Fine-Tuning Your Swarm

The PSO algorithm’s behavior can be dramatically altered by adjusting three key parameters:

  1. Inertia Weight (w)
    • High values (>0.8): Particles maintain momentum and explore widely
    • Low values (<0.4): Particles slow down and focus on refining solutions
  2. Personal Learning Rate (c1)
    • High values: Particles favor their own discoveries
    • Low values: Particles ignore their history
  3. Social Learning Rate (c2)
    • High values: Particles rush toward the global best
    • Low values: Particles explore independently

Common parameter combinations: - Exploration focus: High w (0.9), balanced c1/c2 (0.5/0.5) - Exploitation focus: Low w (0.4), higher c2 than c1 (0.1/0.7)

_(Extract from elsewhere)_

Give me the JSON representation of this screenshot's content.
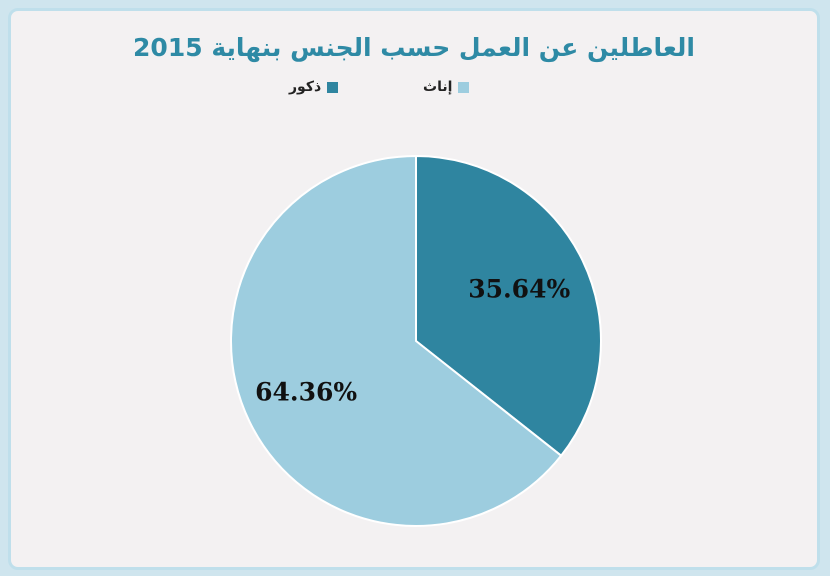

Enhancing Your PSO Implementation

For real-world applications, consider these improvements:

  • Add boundary constraints to keep particles within valid regions
  • Implement adaptive parameters that change during optimization
  • Add convergence-based stopping criteria
  • Extend to higher dimensions for more complex problems

The R package pso offers a production-ready implementation!